Other than these buildings there are few reminders of the Portuguese colonial era in the sprawling town. The English scientist, Alfred Russell Wallace, who visited Dili in 1861, described it as "a most miserable town compared with even the poorest of Dutch towns [in nearby Dutch West Timor]". After 300 years of occupation, he noted, there was not a mile of road outside Dili or a single European resident in the interior. "All the government officials oppress and rob the natives as much as they can," he observed. Some things never change.
However, there are paved roads to the interior now, including a spectacular winding road up the mountains above Dili where it is cool enough for a sweater, though they are narrow and here and there huge chunks of the hard surface have fallen down the steep hillsides.
A handful of western residents do live in the interior, like the two charming American nuns, Sister Dorothy and Sister Susan of the Maryknoll order, who teach and minister to the people of the rural town of Aileu.
But most foreigners live in Dili, or to be more precise, in the Turismo Hotel. There life falls into a pattern. Breakfast of boiled egg and toast and marmalade is served from the early hours in the dining room, which is little more than a canteen equipped with a dozen large tables.
Days begin very early in Dili as it gets unbearably hot when the equatorial sun is high, and Sunday mass next door is at 6.30 a.m. Lunch and dinner are various combinations of fish, chicken, vegetables and rice, to which the Chinese owners give a Portuguese and Indonesian flavour, though at times of civil turmoil, like last week, the chicken and fish ran out on some days.

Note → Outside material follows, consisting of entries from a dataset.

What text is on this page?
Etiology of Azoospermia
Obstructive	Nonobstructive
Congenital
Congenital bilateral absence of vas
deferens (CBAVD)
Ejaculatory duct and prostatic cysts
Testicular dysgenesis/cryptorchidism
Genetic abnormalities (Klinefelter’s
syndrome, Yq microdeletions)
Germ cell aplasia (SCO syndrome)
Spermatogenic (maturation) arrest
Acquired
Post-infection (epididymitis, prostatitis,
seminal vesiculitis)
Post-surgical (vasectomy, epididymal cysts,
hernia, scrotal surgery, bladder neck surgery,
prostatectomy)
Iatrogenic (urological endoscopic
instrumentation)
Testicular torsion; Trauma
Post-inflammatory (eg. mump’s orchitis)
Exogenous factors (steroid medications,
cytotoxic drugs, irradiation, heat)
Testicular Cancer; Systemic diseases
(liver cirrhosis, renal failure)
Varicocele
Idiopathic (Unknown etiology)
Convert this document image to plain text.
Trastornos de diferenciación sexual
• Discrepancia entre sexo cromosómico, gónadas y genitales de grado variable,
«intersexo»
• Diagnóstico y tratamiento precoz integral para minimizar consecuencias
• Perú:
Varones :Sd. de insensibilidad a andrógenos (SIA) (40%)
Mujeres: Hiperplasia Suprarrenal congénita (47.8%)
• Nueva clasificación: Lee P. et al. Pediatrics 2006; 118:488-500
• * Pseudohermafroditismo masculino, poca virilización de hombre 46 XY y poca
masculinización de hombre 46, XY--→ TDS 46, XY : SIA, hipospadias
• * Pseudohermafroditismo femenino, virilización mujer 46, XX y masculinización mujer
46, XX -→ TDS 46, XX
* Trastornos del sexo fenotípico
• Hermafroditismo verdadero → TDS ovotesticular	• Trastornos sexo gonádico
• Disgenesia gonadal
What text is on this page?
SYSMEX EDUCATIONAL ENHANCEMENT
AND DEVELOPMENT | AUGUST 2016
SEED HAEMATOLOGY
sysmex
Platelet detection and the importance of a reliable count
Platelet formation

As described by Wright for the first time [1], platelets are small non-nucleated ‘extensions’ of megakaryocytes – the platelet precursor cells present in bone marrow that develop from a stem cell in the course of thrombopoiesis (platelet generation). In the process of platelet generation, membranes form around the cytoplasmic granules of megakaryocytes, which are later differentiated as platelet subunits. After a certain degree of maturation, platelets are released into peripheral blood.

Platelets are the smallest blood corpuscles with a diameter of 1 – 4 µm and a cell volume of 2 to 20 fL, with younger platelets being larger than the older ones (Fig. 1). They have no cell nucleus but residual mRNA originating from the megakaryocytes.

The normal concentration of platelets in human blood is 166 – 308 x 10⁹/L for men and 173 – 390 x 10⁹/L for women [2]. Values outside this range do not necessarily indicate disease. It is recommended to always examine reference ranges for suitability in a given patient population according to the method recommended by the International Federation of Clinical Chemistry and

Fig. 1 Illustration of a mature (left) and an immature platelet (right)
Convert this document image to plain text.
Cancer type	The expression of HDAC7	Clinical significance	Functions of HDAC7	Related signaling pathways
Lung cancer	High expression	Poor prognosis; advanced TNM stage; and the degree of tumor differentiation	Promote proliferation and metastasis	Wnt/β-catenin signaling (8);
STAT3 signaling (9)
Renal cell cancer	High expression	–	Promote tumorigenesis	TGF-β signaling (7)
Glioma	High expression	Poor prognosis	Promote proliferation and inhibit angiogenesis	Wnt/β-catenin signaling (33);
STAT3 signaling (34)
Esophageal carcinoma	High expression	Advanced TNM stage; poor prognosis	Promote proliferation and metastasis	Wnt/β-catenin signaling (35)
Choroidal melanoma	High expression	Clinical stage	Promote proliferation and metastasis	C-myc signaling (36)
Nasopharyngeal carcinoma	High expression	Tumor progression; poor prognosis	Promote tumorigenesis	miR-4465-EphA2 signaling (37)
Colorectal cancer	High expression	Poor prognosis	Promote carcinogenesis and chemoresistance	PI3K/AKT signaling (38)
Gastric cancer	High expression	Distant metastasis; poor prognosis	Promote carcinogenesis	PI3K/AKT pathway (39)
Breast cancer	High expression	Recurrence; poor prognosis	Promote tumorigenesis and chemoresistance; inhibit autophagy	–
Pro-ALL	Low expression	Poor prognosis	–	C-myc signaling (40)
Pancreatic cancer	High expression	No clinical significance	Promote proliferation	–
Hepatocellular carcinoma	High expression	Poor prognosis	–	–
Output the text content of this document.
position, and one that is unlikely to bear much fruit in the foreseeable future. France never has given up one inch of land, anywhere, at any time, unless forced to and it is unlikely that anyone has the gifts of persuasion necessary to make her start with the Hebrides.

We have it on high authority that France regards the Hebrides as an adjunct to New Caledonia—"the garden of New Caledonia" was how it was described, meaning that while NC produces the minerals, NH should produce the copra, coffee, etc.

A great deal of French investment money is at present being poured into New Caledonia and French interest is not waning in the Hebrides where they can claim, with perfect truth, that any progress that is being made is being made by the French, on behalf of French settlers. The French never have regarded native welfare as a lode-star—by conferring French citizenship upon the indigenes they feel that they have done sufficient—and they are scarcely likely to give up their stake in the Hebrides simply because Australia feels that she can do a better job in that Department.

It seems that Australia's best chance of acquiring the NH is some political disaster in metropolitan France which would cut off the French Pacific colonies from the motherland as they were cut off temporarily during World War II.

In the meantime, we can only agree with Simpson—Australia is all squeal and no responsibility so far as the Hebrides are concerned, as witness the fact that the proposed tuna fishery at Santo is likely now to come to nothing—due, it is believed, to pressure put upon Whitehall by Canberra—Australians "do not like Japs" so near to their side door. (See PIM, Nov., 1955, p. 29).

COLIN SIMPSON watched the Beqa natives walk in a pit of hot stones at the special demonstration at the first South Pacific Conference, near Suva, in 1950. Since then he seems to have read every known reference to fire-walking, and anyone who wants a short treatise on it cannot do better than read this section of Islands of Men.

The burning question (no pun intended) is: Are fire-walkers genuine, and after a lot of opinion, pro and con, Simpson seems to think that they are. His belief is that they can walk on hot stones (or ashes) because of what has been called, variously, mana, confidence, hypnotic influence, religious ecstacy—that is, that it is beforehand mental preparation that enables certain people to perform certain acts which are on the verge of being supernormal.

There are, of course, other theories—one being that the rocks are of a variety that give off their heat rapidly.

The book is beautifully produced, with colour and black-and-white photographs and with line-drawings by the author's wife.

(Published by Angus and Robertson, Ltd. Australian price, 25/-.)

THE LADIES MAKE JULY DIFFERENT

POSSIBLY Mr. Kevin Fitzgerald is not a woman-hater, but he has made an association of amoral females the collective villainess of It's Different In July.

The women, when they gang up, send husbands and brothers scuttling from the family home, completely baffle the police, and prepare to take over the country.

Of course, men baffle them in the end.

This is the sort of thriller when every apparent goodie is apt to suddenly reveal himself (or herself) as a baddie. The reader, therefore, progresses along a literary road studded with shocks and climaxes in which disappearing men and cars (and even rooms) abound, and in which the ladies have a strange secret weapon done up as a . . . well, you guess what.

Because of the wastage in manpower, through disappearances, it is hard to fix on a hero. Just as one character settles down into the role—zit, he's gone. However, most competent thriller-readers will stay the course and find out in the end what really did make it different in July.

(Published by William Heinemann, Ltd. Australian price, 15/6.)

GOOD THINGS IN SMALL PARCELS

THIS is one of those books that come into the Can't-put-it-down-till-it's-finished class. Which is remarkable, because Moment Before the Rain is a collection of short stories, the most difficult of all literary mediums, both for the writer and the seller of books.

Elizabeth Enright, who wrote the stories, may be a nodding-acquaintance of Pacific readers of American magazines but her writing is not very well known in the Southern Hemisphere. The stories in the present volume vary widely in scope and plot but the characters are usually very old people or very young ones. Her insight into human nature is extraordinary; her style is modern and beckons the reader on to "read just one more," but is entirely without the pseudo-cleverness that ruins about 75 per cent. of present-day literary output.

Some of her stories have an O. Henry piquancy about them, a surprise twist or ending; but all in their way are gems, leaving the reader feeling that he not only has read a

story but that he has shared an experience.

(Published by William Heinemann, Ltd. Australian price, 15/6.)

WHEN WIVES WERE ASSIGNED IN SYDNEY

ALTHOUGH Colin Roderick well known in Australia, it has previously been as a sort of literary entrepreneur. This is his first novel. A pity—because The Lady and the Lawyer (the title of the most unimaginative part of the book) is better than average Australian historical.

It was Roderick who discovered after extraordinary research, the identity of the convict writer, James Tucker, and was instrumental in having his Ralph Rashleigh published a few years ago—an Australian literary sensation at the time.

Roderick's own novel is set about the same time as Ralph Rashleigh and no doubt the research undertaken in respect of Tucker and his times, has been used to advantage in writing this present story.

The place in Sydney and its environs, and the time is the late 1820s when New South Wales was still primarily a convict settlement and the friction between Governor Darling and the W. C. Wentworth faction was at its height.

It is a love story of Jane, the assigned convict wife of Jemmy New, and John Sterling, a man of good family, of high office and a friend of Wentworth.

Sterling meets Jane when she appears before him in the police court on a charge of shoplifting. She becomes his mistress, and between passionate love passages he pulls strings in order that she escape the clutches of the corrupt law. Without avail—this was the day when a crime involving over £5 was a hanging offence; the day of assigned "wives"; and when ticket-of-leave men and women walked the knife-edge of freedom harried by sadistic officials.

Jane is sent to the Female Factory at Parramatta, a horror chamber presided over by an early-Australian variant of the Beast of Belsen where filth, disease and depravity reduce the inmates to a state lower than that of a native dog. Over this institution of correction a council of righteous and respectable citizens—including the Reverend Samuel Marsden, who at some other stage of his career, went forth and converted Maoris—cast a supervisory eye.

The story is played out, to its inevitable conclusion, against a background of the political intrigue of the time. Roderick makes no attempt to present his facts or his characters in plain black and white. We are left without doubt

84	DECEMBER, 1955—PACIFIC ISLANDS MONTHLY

Here in the dim light there is a constant ebb and flow of news, gossip, rumour and intrigue among the residents, with everyone falling quiet to listen to news bulletins on a huge television, especially if East Timor figures in the news. Everyone shares information in the Turismo dining room, and often misinformation, as facts are hard to come by in East Timor.
Activists with an agenda hype up hearsay, always believing the worst when killings are reported - which is understandable in a country where the military and pro-integration militias turn away journalists and hide bodies after a massacre, but not always to be trusted as survivors who flee to the forests are sometimes counted among the dead. Pro-independence East Timorese figures flit in an out of the Turismo, giving interviews and revolutionary handshakes, but many would not dare be seen there.
The lobby and forecourt of the hotel are notorious as a hangout for pro-Indonesian spooks, some with cars for hire so that they can keep a close eye on the doings of the foreigners who rent them.
One can get out of earshot of Indonesian spies by using the tables set among the sandalwood trees of the overgrown hotel garden, but here a more deadly enemy lurks in the form of malaria-bearing mosquitoes, and the old hands will warn you that in the morning it is particularly dangerous as the ones that bite at that time of day carry dengue fever.
The rooms are also infested with mosquitoes, which can sometimes be kept at bay with a combination of deadly weapons, ranging from sprays and repellent to vibrating electric tablets to smoking coils.
Nevertheless, for a hotel at the end of the world, the Turismo has surprisingly good facilities, including, in its "suites" and "VIP" rooms, air conditioning, laundry, refrigerators, and televisions with CNN and ABC (Australian broadcasting).
Telephone calls have to go through the operator, but mobile telephones work in Dili, even in the mountains around the town. This is comforting news for the international voting monitors who may be arriving in Dili in the coming weeks if Portugal and Indonesia can agree on holding a referendum on autonomy which could eventually lead to freedom, a development which would be good news for the East Timorese, and for the proprietors of the Turismo Beach Hotel.